Le Yémen saccagé par la guerre, des enfants qui meurent de faim, des milliers de victimes, la famine qui fait des ravages : ce conflit qui secoue ce pays semble oublié du monde.

 

Des rebelles venus du nord du pays, les Houthis, alliés à des partisans de l'ancien président yéménite Ali Abdallah Saleh, combattent le camp de l'actuel président Rabbo Mansour Hadi. Celui-ci est soutenu par une coalition militaire dirigée par l'Arabie saoudite, qui a déclenché, en mars 2015, une offensive pour empêcher les rebelles de prendre le contrôle de tout le territoire.

 

Qui s'intéresse aux yéménites ? Affamés, meurtris, sans ressources, sans infrastructures, ils subissent les conséquences terribles d'une guerre civile qui les anéantit.

 

Dans un pays pauvre soumis à la guerre, la population civile souffre de carences alimentaires graves.

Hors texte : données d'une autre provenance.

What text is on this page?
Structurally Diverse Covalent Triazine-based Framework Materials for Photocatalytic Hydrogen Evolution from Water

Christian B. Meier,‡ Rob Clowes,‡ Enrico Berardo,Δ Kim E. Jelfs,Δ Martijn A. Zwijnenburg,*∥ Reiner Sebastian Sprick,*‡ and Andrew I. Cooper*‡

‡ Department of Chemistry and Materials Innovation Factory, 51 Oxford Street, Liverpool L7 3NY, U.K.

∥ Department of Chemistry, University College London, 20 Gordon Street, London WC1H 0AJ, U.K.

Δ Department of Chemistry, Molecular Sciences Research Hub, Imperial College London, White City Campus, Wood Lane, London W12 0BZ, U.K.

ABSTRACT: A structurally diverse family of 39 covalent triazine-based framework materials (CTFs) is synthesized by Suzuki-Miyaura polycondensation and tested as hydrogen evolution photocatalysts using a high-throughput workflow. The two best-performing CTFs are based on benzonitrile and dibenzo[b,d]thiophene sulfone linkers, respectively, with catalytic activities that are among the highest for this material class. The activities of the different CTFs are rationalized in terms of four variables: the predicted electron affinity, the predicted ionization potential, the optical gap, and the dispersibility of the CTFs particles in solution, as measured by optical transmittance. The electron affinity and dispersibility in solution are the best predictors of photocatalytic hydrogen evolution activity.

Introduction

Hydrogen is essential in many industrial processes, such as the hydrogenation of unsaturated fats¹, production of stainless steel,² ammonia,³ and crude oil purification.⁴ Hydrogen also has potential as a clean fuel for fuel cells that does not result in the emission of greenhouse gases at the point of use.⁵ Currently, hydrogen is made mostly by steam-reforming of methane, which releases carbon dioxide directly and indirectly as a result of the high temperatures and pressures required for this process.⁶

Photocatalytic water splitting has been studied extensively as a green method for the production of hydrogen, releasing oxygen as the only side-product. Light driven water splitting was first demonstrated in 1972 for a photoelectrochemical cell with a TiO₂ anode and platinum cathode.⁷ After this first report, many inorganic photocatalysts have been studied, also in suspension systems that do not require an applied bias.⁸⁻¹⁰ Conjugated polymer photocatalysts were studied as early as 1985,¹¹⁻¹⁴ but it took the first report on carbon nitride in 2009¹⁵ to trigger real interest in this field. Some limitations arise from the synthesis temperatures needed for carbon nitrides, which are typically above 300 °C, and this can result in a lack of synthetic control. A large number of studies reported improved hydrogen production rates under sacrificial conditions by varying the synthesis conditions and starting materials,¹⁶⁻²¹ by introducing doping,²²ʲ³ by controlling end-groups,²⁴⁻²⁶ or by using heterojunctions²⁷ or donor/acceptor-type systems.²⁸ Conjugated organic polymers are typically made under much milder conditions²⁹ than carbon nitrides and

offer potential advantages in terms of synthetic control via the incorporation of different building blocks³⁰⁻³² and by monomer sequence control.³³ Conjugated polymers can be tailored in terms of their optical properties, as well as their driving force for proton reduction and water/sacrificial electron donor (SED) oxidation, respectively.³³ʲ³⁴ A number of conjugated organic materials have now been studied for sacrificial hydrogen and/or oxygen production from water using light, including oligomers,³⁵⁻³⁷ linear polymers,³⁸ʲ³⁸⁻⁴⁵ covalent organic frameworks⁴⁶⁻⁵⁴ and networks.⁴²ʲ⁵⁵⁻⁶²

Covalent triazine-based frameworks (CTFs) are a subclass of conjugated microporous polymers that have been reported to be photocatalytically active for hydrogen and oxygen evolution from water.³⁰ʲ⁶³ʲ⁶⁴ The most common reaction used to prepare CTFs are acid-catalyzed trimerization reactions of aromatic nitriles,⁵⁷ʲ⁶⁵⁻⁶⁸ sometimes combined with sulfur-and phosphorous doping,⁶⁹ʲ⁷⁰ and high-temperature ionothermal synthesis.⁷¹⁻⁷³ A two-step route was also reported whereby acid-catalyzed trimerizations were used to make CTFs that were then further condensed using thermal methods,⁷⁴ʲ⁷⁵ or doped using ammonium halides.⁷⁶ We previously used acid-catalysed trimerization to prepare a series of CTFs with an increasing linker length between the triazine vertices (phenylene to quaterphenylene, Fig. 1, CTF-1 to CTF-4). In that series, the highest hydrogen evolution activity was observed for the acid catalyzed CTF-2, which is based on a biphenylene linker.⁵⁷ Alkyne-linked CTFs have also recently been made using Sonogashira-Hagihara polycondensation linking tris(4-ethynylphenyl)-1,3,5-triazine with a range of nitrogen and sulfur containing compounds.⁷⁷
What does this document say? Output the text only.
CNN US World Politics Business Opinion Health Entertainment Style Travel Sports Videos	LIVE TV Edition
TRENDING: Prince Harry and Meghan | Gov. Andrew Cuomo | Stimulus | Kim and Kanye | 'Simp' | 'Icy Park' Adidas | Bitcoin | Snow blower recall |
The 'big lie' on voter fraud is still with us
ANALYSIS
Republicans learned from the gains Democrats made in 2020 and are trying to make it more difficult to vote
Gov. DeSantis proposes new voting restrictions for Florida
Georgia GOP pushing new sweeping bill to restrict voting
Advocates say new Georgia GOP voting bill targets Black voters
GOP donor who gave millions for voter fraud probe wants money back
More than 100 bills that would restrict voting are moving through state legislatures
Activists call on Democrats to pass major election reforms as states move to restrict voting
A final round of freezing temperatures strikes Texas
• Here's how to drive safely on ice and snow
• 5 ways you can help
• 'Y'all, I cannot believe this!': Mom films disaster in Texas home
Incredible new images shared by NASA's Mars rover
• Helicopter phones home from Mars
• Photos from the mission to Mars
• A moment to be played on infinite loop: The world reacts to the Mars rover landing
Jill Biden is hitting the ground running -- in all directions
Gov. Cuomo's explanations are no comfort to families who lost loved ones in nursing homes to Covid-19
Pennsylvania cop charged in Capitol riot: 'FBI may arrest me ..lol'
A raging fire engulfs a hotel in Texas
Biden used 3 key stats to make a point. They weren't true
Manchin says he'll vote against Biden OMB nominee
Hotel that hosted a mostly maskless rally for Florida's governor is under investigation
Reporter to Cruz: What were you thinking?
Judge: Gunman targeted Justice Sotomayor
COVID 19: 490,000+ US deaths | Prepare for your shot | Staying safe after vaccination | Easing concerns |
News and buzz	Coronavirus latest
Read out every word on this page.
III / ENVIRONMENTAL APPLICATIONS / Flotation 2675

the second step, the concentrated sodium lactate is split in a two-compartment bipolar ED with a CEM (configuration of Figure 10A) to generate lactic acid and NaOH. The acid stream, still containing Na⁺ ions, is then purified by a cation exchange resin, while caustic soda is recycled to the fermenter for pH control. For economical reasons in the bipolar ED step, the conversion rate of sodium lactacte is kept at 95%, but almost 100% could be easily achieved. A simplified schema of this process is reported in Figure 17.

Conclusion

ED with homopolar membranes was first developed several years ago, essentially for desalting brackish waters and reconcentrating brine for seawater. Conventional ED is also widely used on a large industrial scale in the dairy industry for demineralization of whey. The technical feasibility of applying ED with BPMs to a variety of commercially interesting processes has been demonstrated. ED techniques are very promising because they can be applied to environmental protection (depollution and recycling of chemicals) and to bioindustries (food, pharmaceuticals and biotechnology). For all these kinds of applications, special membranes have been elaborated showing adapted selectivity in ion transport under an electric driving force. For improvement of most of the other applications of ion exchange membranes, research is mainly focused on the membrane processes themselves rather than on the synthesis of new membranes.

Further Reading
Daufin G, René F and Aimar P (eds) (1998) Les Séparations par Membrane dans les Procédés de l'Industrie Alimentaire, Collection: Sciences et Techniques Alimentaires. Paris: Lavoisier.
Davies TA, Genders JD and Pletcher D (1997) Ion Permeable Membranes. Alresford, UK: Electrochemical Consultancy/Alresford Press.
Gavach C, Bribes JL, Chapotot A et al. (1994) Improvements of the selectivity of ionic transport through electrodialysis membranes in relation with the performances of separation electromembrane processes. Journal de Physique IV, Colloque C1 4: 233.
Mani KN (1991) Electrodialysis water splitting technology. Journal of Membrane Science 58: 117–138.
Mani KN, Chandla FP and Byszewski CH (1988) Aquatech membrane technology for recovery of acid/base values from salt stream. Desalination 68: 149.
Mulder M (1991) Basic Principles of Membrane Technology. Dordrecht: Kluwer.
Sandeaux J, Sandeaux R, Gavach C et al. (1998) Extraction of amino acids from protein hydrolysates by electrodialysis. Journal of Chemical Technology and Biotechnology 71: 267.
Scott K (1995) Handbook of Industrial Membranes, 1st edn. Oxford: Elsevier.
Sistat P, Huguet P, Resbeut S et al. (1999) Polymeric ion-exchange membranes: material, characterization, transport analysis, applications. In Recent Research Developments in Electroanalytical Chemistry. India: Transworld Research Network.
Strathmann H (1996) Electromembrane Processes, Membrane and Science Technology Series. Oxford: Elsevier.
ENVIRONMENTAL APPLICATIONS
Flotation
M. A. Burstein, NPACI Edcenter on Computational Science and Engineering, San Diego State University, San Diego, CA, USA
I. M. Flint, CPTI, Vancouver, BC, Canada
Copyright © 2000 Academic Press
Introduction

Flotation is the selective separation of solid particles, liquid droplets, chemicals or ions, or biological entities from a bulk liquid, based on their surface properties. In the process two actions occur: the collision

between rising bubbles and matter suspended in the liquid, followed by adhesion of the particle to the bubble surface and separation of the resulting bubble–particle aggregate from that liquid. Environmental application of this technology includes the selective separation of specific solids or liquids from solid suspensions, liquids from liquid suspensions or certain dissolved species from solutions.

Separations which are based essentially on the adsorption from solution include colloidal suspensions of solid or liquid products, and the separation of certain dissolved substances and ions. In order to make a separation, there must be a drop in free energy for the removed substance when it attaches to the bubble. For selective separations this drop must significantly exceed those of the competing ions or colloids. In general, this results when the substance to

Des écoles, des hôpitaux ont été détruits, des villes anéanties.

Après la Syrie, le Yémen connaît une guerre sans merci.

 

Et la France vend des armes à l'Arabie Saoudite engagée dans ce conflit : ainsi prospère ce commerce indigne.

 

Au Yémen 2 millions d'enfants ne sont pas scolarisés et sont forcés de travailler, ils connaissent la peur, la famine, le désarroi, 7 millions d'habitants sont dans une situation d'urgence alimentaire.

 

Dans nos médias, cette guerre dévastatrice semble oubliée et passée sous silence, alors que ce conflit risque de déboucher sur une catastrophe humanitaire terrifiante.

 

Il est vrai que la France a signé pour 10 milliards d'euros de contrat avec l'Arabie Saoudite. : l'argent prime sur toute autre considération.

 

Dès lors, mieux vaut ne pas évoquer l'infamie d'une guerre dans laquelle la France se trouve engagée : on vend des armes et on oublie la misère et la violence d'une guerre qui apparaît bien lointaine.

 

Le silence français et international sur cette guerre au Yémen se traduit également par le sous financement de la réponse humanitaire : la France ne s'est pas mobilisée pour apporter une aide significative à ces populations en danger.

 

Pendant ce temps, des enfants sont enrôlés de force dans cette guerre, d'autres dénutris, privés de soins, de médicaments, d'eau potable, meurent lentement.

 

Le Yémen, un des pays les plus pauvres du monde, ne peut faire face à un conflit meurtrier, dans lequel la population civile se retrouve prise au piège.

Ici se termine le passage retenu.